So what was in that CD (could somebody remind me) and can it all be downloaded?


----------



## Don Haines (Oct 1, 2014)

go to :

http://www.usa.canon.com/cusa/consumer/products/cameras/slr_cameras/eos_5d_mark_iii?selectedName=DriversAndSoftware

and download EOS digital solution disk software 29.0A.......

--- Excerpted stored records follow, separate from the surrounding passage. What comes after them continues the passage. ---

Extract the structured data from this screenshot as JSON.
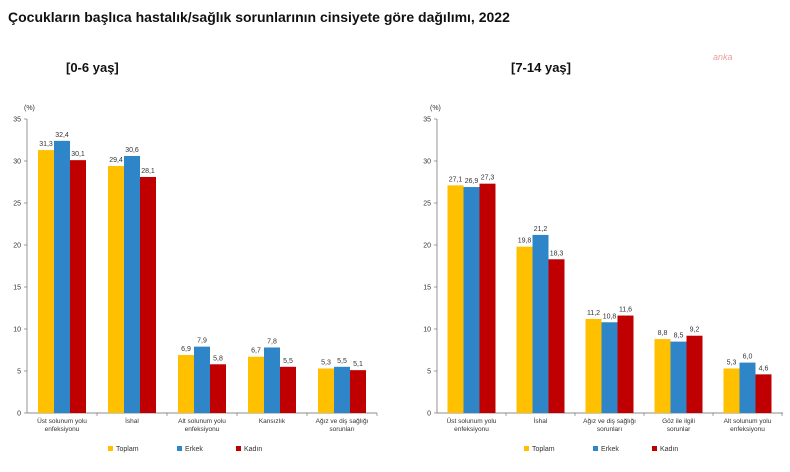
{
  "title": "Çocukların başlıca hastalık/sağlık sorunlarının cinsiyete göre dağılımı, 2022",
  "watermark": "anka",
  "colors": {
    "Toplam": "#FFC000",
    "Erkek": "#2E86C8",
    "Kadın": "#C00000"
  },
  "legend": [
    "Toplam",
    "Erkek",
    "Kadın"
  ],
  "chart_data": [
    {
      "type": "bar",
      "title": "[0-6 yaş]",
      "ylabel": "(%)",
      "ylim": [
        0,
        35
      ],
      "yticks": [
        "0",
        "5",
        "10",
        "15",
        "20",
        "25",
        "30",
        "35"
      ],
      "categories": [
        [
          "Üst solunum yolu",
          "enfeksiyonu"
        ],
        [
          "İshal"
        ],
        [
          "Alt solunum yolu",
          "enfeksiyonu"
        ],
        [
          "Kansızlık"
        ],
        [
          "Ağız ve diş sağlığı",
          "sorunları"
        ]
      ],
      "series": [
        {
          "name": "Toplam",
          "values": [
            31.3,
            29.4,
            6.9,
            6.7,
            5.3
          ],
          "labels": [
            "31,3",
            "29,4",
            "6,9",
            "6,7",
            "5,3"
          ]
        },
        {
          "name": "Erkek",
          "values": [
            32.4,
            30.6,
            7.9,
            7.8,
            5.5
          ],
          "labels": [
            "32,4",
            "30,6",
            "7,9",
            "7,8",
            "5,5"
          ]
        },
        {
          "name": "Kadın",
          "values": [
            30.1,
            28.1,
            5.8,
            5.5,
            5.1
          ],
          "labels": [
            "30,1",
            "28,1",
            "5,8",
            "5,5",
            "5,1"
          ]
        }
      ]
    },
    {
      "type": "bar",
      "title": "[7-14 yaş]",
      "ylabel": "(%)",
      "ylim": [
        0,
        35
      ],
      "yticks": [
        "0",
        "5",
        "10",
        "15",
        "20",
        "25",
        "30",
        "35"
      ],
      "categories": [
        [
          "Üst solunum yolu",
          "enfeksiyonu"
        ],
        [
          "İshal"
        ],
        [
          "Ağız ve diş sağlığı",
          "sorunları"
        ],
        [
          "Göz ile ilgili",
          "sorunlar"
        ],
        [
          "Alt solunum yolu",
          "enfeksiyonu"
        ]
      ],
      "series": [
        {
          "name": "Toplam",
          "values": [
            27.1,
            19.8,
            11.2,
            8.8,
            5.3
          ],
          "labels": [
            "27,1",
            "19,8",
            "11,2",
            "8,8",
            "5,3"
          ]
        },
        {
          "name": "Erkek",
          "values": [
            26.9,
            21.2,
            10.8,
            8.5,
            6.0
          ],
          "labels": [
            "26,9",
            "21,2",
            "10,8",
            "8,5",
            "6,0"
          ]
        },
        {
          "name": "Kadın",
          "values": [
            27.3,
            18.3,
            11.6,
            9.2,
            4.6
          ],
          "labels": [
            "27,3",
            "18,3",
            "11,6",
            "9,2",
            "4,6"
          ]
        }
      ]
    }
  ]
}
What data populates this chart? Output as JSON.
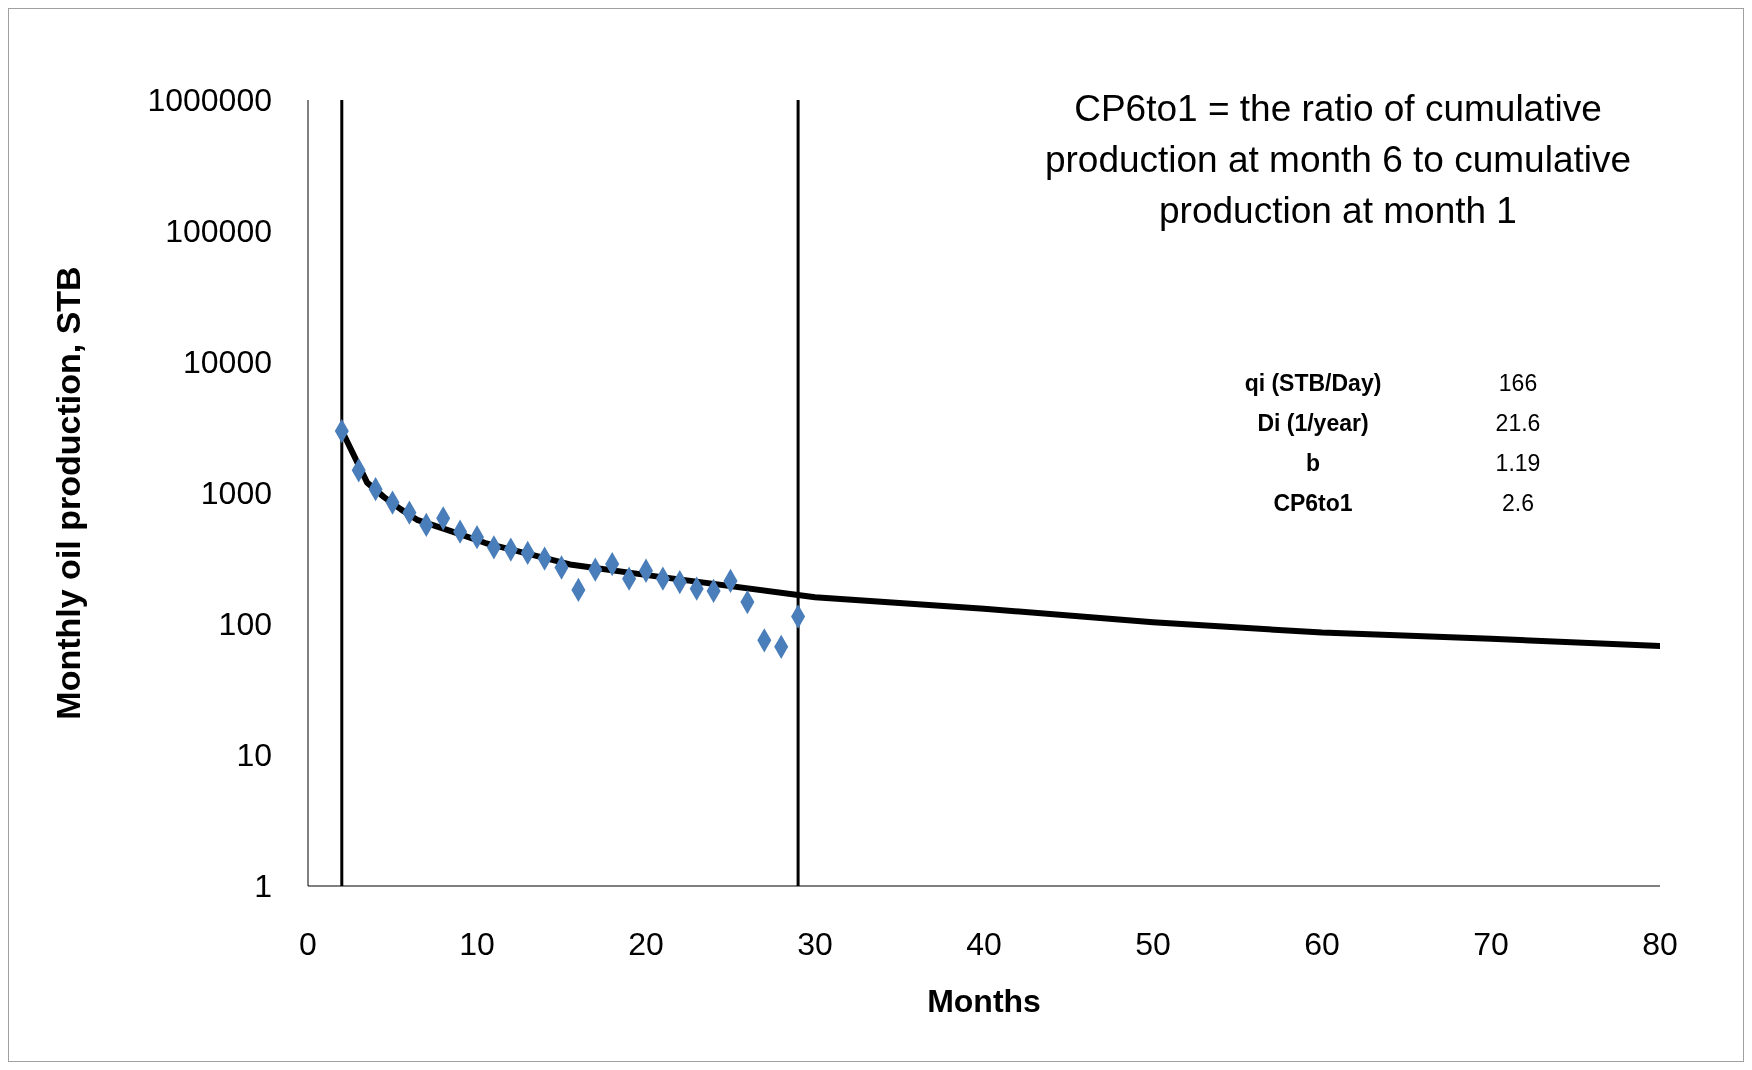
{
  "chart_data": {
    "type": "scatter",
    "xlabel": "Months",
    "ylabel": "Monthly oil production, STB",
    "annotations": [
      "CP6to1 = the ratio of cumulative production at month 6 to cumulative production at month 1",
      "qi (STB/Day)",
      "166",
      "Di (1/year)",
      "21.6",
      "b",
      "1.19",
      "CP6to1",
      "2.6"
    ],
    "series": [
      {
        "color": "#4a7ebb",
        "marker": "diamond",
        "x": [
          2,
          3,
          4,
          5,
          6,
          7,
          8,
          9,
          10,
          11,
          12,
          13,
          14,
          15,
          16,
          17,
          18,
          19,
          20,
          21,
          22,
          23,
          24,
          25,
          26,
          27,
          28,
          29
        ],
        "values": [
          2970,
          1490,
          1070,
          845,
          708,
          570,
          641,
          507,
          460,
          385,
          370,
          349,
          316,
          270,
          182,
          260,
          287,
          222,
          255,
          222,
          209,
          186,
          179,
          213,
          147,
          75,
          67,
          114
        ]
      },
      {
        "type": "line",
        "color": "#000000",
        "marker": "none",
        "x": [
          2,
          3.5,
          4.5,
          5.5,
          6.5,
          8.5,
          10.5,
          15.5,
          20.5,
          30,
          40,
          50,
          60,
          70,
          80
        ],
        "values": [
          3000,
          1200,
          930,
          750,
          620,
          510,
          415,
          285,
          232,
          160,
          131,
          103,
          86,
          77,
          68
        ]
      }
    ],
    "ref_lines": [
      {
        "axis": "x",
        "value": 2,
        "color": "#000000"
      },
      {
        "axis": "x",
        "value": 29,
        "color": "#000000"
      }
    ],
    "log": "y",
    "grid": false,
    "xlim": [
      0,
      80
    ],
    "xticks": [
      0,
      10,
      20,
      30,
      40,
      50,
      60,
      70,
      80
    ],
    "ylim": [
      1,
      1000000
    ],
    "yticks": [
      1,
      10,
      100,
      1000,
      10000,
      100000,
      1000000
    ]
  }
}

That is the image of the latest version of the CD.... you will need to enter the serial number of your camera...


----------



## Mitch.Conner (Oct 1, 2014)

Don Haines said:


> go to :
> 
> http://www.usa.canon.com/cusa/consumer/products/cameras/slr_cameras/eos_5d_mark_iii?selectedName=DriversAndSoftware
> 
> ...



Thanks!

That has dpp, etc.?


----------



## Don Haines (Oct 1, 2014)

Mitch.Conner said:


> Don Haines said:
> 
> 
> > go to :
> ...


It should have everything.


----------



## Mitch.Conner (Oct 1, 2014)

Don Haines said:


> Mitch.Conner said:
> 
> 
> > Don Haines said:
> ...



Thanks again. That was easier than I expected.


----------



## Don Haines (Oct 1, 2014)

Mitch.Conner said:


> Don Haines said:
> 
> 
> > Mitch.Conner said:
> ...



There are a lot of tablets and laptops now that don't have DVD-Roms.... Canon had to do something so they could install the software on them.... I'm always surprised when a company does something sensible


----------



## ScubaX (Oct 1, 2014)

Unless your away from home on a trip and forgot to install the GPS map utility that you wanted to use - it's available only on the original disk.


----------



## Valvebounce (Oct 2, 2014)

Hi ScubaX. 
I had a similar stupid setup, I had a UK version PDA that ran Route 66 software, on a trip to the USA I thought Route 66, American, I'll buy it when we arrive! Nope, you could buy and download the US maps, but ONLY in the UK???  Crazy! 

Cheers, Graham. 



ScubaX said:


> Unless your away from home on a trip and forgot to install the GPS map utility that you wanted to use - it's available only on the original disk.


----------